Sarah giggled as she came back around to sit. "Is that a new phase?"

"Yep. It's so much fun." She sighed then, finally looking at Sarah and smiling. "Hi!"

"Hi."

Blowing out a breath that pushed stray strands of dark hair from her face, Ellie passed her daughter a toy. "There. Have fun, kid." Clara cooed in excitement and played with the soft cube in her hands. "She's so easy. Like her dad. Hehe."

Sarah laughed.

"I'm sorry we just showed up out of the blue. Do you even get days off? And here we come busting in."

"No, stop it. I'm glad you're both here. You're a ray of sunshine that I sorely needed." And maybe she shouldn't have said that, maybe she should've known better, because Ellie Bartowski Woodcomb picked up on literally everything. Even more so than her brother. Tone, she heard it. Look, she saw it.

And Ellie caught all of the above this time, she was sure. Because she gave Sarah a very pointed searching look. "Oh yeah?"

There it was.

Sarah brushed her hand through the air dismissively but Ellie's look intensified, and got flatter too.

"You okay…?" she finally asked.

"Yes."

No. Not really.

"The way you said that, it really felt like a no, Sarah. Just putting that out there."

Sarah glared, then sighed, shaking her head and propping her elbow on the back of the couch, her chin falling into her palm. "Do you want something to drink? I never asked. I'm a bad hostess," she tried.

"Actually, if you have something with sugar, I could use that right now. But no, I'm not letting you skip away from the topic at hand by offering me a drink."

Making a face, Sarah got up from the couch. "I just made lemonade from farmer's market lemons, so you're in luck, but also damn you for seeing right through me."

"Thank yooooou," she drawled over the back of the couch as she picked Clara up and cradled her again. "And you're welcome."

The P.I. giggled and shook her head as she went into the kitchen to pour Ellie lemonade. On second thought, she poured herself some too, and she just barely kept herself from pouring vodka into it. It was too early for that, though, and she needed to just face the music, so to speak.

The Bartowskis were lovable and beautiful human beings, but they pushed. They pushed too much for her liking sometimes, and it was just something she needed to deal with if she meant to spend the rest of her life with them in her life.

But she wouldn't budge here. She didn't let Chuck get it out of her, and she wouldn't let Ellie. It was too hard. And she didn't want to feel that pain again. It was still too fresh, and too deep. If she brought it up, a lot of stuff would come up with it, stuff she wasn't ready for.

So no.

Not today, and maybe not even tomorrow or the next day. Someday? Yes. But not now.

She came back and sat down, handing Ellie the lemonade. But then she stopped and pulled it back. "Can we maybe barter, here? Lemonade for super adorable baby girl?"

Ellie laughed. "Out of context, this is going to look like I'm trading my child for a glass of lemonade, but I'm doing it anyway."

The exchange was made and Sarah gathered Clara up in her embrace with a breathy, "Hiiiiiiii yooooooou." Clara gurgled and put her palm on Sarah's nose, making the older blonde giggle. "She's honestly so precious, Ellie."

"Oh, I know. And a pain in the ass. But that's parenting."

Sarah cracked up. "You make it sound so nice."

"It has its ups and downs, Sarah, I'll say that. But most importantly, I wouldn't trade it for the world. I wouldn't trade that little girl for the world." She paused then, and held up the glass of lemonade. "Maybe for a glass of lemonade, though. Apparently."

Laughing, Sarah leaned back against the couch, getting comfortable, taking an extra amount of comfort from the weight in her arms, the warmth of the little body pressed to her chest, the sweet face smiling up at her.

"So what's wrong then?"

Sarah shook her head a little. "I'm actually fine. Really."

"You aren't, but if you don't want to tell me, that's okay."

That got Ellie a flat look. "You and your brother, I swear."

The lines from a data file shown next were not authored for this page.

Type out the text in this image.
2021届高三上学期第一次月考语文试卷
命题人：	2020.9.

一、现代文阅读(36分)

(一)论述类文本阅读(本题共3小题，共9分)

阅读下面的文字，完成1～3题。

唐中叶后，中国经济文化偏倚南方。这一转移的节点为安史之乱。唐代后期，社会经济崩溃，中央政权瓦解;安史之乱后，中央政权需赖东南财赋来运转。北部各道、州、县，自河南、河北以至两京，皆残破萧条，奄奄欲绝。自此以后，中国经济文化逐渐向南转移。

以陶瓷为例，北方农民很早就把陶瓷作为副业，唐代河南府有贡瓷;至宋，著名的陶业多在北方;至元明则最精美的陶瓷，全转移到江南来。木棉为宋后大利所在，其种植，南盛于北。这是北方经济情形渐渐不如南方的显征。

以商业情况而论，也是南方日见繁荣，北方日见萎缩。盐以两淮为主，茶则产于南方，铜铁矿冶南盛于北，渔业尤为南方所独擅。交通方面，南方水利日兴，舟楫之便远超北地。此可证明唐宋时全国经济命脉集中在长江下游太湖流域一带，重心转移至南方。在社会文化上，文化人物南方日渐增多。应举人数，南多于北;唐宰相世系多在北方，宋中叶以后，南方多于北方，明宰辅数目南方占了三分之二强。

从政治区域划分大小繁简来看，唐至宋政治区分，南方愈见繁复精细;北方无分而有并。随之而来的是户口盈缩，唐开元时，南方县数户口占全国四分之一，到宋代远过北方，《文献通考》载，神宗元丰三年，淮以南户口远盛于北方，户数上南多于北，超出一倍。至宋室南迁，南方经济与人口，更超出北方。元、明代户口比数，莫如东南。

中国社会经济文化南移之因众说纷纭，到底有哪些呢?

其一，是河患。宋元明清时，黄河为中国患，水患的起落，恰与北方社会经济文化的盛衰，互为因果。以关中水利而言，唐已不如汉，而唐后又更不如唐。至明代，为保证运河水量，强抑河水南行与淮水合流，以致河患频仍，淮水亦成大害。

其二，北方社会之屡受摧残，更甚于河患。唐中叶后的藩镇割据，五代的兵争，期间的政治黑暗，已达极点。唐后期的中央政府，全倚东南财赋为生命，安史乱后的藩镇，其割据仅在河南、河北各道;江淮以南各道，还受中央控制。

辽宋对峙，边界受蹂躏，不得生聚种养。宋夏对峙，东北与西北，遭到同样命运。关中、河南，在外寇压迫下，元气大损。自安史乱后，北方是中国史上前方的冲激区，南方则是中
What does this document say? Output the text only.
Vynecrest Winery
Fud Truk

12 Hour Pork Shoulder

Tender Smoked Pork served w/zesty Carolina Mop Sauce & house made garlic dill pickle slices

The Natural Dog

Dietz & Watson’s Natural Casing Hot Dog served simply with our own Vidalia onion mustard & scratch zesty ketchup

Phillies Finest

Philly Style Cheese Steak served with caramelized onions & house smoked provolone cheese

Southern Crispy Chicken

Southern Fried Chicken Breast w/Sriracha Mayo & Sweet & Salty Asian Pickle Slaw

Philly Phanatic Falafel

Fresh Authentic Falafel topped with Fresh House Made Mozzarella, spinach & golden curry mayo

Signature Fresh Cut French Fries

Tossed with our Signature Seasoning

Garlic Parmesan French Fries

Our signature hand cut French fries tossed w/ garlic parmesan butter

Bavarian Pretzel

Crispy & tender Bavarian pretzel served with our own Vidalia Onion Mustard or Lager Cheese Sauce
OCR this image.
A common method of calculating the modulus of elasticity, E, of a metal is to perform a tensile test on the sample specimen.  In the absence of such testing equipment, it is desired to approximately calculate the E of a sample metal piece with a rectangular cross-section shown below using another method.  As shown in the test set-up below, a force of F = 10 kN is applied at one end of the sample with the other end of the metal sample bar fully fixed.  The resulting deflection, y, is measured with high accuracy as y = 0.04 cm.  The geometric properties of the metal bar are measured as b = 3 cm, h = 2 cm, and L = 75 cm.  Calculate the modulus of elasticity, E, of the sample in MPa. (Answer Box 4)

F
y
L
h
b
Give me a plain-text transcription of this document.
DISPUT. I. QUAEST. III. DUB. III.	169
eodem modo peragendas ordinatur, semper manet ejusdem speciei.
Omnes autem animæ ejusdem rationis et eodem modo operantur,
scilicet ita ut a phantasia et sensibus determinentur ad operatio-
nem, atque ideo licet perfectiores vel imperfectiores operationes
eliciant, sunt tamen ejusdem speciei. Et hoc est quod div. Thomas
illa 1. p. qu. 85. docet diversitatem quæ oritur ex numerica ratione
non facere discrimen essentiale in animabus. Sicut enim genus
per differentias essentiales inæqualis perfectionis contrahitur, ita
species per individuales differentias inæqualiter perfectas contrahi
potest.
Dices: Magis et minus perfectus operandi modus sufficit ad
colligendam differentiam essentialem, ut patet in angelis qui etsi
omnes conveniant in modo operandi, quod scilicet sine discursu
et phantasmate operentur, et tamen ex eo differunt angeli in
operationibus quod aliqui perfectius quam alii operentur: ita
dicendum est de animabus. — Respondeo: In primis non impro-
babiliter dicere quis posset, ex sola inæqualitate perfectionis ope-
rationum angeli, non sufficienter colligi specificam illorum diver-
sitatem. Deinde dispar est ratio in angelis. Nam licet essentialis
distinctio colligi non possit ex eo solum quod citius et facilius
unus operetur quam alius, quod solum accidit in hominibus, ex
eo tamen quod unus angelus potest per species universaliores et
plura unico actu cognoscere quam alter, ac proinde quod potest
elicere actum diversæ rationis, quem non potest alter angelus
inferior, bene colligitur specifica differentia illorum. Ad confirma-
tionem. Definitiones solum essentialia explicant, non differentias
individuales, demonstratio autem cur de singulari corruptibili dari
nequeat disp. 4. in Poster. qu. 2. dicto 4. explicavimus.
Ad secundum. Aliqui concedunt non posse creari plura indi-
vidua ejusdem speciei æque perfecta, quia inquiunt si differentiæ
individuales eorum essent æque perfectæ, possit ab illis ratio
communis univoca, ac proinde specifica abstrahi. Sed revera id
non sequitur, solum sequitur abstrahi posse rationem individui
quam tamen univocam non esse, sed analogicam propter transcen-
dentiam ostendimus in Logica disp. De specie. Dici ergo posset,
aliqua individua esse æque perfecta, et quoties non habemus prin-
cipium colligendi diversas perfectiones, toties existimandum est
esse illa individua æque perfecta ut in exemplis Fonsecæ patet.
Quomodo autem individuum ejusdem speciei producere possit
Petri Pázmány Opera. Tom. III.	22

"Yeah, we're kind of obnoxious."

A thought occurred to Sarah then and she turned to face Ellie better. "He talked to you about it, didn't he?" Ellie raised her eyebrows in question. "About our little…argument thing." He had to. That was why she was here. "He really did! He told you! Did he complain about me not talking to him about my messy past?" She didn't like how much that upset her. Ellie was Chuck's sister and it wasn't exactly fair for her to be mad that he vented a little to the older woman. She imagined Ellie had always been Chuck's outlet because, for all intents and purposes, Ellie Bartowski Woodcomb wasn't the type to tell you what you wanted to hear. She told you what you needed to hear. And Sarah wondered what Ellie told Chuck when he came to her with this. "He keeps doing this. He tells me that he understands," she continued before Ellie could respond. "But then he doesn't actually understand and he dwells and internalizes 'til he goes crazy, and it drives me crazy. He does it all the time and it is exhausting, Ellie."

Ellie giggled. "Hit the nail on the head with that guy. But no, um…I actually haven't talked to my brother in a few days, save that novel he texted me about some video game the other day." She went into her bag and fished out her phone, and as Sarah felt riddled with guilt for making assumptions, Ellie flashed the screen at her. "A novel. See this? He's insane. Why would I care about this?"

Sarah chuckled. It really was a long text. "He gets passionate. It's cute."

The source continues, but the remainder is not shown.